Alleged to be the most expensive Indian movie ever made, RRR is a fantastical fictional story about two real-life Indian revolutionaries, Alluri Sitarama Raju and Komaram Bheem and their fight against the British Raj.

In different hands this premise could have led to a slow-paced David Lean-esq drama, but director S.S. Rajamouli dials everything up to a thousand creating an action-packed visual masterpiece that will keep you exhilarated throughout the three hour running time. 

Both the leads playing out the superhuman bromance/frenemy narrative are excellent and if you haven’t got a giant TV in your house, it’s worth investing in one just to appreciate RRR in its full glory.

 

Compartment No.6

If you lost your heart to Richard Linklater’s ‘Before Sunrise) then this is the movie for you to snuggle up to this summer. Shortlisted for the best International Feature at this years academy awards, Compartment No.6 is the story of a Finnish student travelling by train to from Moscow to Murmansk in the Arctic to study the Kanozero Petroglyphs, rock drawings dated to the 2nd and 3rd Millenium BC that have yet to be deciphered. Forced to share the small train car with a gruff Russian Miner, they form a bond that changes both of their lives.
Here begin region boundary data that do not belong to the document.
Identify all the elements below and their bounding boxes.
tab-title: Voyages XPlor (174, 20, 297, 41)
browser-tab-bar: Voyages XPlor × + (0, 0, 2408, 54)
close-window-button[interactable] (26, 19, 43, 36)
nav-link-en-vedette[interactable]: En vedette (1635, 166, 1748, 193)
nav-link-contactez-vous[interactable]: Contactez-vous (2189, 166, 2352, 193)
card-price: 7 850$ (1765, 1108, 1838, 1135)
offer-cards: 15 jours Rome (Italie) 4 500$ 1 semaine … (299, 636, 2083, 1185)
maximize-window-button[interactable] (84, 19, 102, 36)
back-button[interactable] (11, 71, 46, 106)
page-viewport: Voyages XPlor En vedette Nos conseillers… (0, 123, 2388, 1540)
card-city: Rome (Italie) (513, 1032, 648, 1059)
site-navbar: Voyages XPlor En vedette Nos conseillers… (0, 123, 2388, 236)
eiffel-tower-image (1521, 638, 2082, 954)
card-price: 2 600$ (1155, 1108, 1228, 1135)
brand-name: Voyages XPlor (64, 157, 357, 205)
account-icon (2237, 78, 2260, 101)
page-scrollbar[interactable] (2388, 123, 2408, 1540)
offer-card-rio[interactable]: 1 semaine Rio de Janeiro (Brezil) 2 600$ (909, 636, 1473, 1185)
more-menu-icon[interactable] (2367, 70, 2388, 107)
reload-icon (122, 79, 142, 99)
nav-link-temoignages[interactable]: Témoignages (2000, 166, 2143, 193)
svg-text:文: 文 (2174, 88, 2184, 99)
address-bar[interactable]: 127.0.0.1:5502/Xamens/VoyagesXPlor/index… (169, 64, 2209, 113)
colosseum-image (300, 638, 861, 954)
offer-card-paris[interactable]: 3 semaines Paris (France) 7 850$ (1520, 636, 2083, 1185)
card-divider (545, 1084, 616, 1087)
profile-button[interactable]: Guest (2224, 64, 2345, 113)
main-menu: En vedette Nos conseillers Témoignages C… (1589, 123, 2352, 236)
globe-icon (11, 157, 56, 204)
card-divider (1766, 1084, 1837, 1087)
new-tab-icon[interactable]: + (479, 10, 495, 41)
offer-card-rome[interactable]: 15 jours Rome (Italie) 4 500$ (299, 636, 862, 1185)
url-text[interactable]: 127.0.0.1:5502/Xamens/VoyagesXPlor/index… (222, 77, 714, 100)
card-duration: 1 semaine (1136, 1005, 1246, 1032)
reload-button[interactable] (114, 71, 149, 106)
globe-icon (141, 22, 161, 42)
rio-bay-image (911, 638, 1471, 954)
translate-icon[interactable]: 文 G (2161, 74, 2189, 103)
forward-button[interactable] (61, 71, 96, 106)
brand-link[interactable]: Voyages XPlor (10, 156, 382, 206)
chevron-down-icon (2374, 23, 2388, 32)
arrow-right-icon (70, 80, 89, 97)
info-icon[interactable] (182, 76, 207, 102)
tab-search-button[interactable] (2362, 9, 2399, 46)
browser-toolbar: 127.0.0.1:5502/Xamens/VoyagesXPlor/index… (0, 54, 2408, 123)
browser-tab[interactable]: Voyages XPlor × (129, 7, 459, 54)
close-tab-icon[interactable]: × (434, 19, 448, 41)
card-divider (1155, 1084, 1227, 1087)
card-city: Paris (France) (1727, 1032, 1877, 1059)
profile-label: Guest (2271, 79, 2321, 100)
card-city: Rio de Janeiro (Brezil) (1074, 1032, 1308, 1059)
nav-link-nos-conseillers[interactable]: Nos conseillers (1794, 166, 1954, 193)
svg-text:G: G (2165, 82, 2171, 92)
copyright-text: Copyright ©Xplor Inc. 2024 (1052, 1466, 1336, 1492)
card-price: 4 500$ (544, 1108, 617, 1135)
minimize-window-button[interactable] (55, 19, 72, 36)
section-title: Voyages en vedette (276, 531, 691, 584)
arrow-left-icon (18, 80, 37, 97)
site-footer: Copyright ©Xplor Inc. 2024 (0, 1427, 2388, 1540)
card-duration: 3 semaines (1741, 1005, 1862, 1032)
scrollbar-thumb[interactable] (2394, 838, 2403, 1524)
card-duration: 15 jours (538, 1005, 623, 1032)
The unique relationship between the two protagonists is beautifully played. Are they soulmates destined to be together or two lost and lonely people thrown together by circumstance?  Compartment No.6  is the unconventional love story for the modern age.  


 

The Eyes of Tammy Faye

Based on the true of televangelist Jim Bakker and his wife Tammy Faye who founded the PTL Satellite Network, an evangelical Christian television network, which became one of the biggest shows of its kind on US TV. After becoming embroiled with powerful conservative televangelist such as Jerry Falwell and Pat Robertson, Jim aped their right-wing rhetoric of family values and anti homosexuality whereas Tammy was more liberal and compassionate, doing segments on penis pumps and interviewing Steven Pieters, a gay pastor who had contracted AIDS.

Jessica Chastain as Tammy won the Oscar for her role and armed with a cache of  prosthetics and make-up, she puts in an exceptional performance and although the movie sometimes feels light-weight, there’s plenty to keep you entertained.